I copy and paste the message into a text for Nate. The last time we texted it was about the stupid water heater. That’s awkward.

I sigh as I read over the text once more. Becca will be disappointed. She is going to want updates on the online guy who has me so distracted, but I’ll have to tell her our chat fizzled out.

I nod once and hit send. Then I tuck my phone into my bag and resolve to get back to my regular life.

Chapter Fourteen

Nate

I’m in the grocery store when I receive the text from Cynthia.

Once I read it, I nearly shove my hand through the glass door in the frozen meals aisle. The text isn’t like from Cynthia. It’s not the way she talks, and it’s so aggressively untrue.

It was just a fun night? There’s no way she actually believes that. I saw her afterwards. I saw the way she was trying to come to terms with it and think it over. It was her first time crying out loud.

She’s trying to push me away. I get it. What happened between us is a lot to process. But I won’t let her push me away. I can’t.

I need to speak to her. I need to see her face to face. If she tells me in person that she doesn’t want anything to happen between us and she is totally fine with moving on as if the other night never happened, then I’ll accept it. But only then. I’m not going to just accept this text filled with stock statements that don’t even sound like her.

I want to make sure she’s ok, first and foremost. I don’t want her to deny her emotions and push them beneath the surface. They will come back to haunt her, I know it.

And once I make sure she’s ok, I want to show her, once and for all, that we are not just “fun.” Our physical connection is so much more than that. What we share should not be a one-time thing.

Standing still in the grocery aisle, I read over the text once more. At least I can take comfort in the fact that she is saying she doesn’t regret what happened. It doesn’t mean it’s the truth. A disgusted feeling slides through my chest. I hope it’s the truth. I hope she’s not locked in her apartment in some sort of deep sadness and sending this text to try and cover it up.
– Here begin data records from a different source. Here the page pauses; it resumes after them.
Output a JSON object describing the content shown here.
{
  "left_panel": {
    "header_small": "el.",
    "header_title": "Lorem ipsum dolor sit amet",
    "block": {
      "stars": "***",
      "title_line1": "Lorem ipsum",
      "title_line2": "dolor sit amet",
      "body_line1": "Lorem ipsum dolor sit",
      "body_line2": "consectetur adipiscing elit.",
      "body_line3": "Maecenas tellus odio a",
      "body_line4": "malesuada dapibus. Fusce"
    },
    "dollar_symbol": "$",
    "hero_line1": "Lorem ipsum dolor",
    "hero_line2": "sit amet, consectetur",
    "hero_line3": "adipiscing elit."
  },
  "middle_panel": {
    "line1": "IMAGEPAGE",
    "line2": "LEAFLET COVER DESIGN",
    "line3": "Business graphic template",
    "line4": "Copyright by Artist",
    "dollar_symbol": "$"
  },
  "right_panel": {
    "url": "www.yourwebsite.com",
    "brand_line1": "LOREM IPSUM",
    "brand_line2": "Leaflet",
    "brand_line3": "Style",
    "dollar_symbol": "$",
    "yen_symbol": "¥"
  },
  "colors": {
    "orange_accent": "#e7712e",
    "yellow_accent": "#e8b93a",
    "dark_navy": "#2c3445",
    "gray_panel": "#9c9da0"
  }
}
I was wrong to not reach out. She needed space, but she also needed to know that I was there for her. I’m not a one-night-stand.

I shove my phone away and prowl through the grocery store, mulling over my next move. My cart is already half-full, so I might as well finish what I’m doing. I throw items into my cart without paying much attention. I’m used to shopping for myself, I’ve been doing it for so long.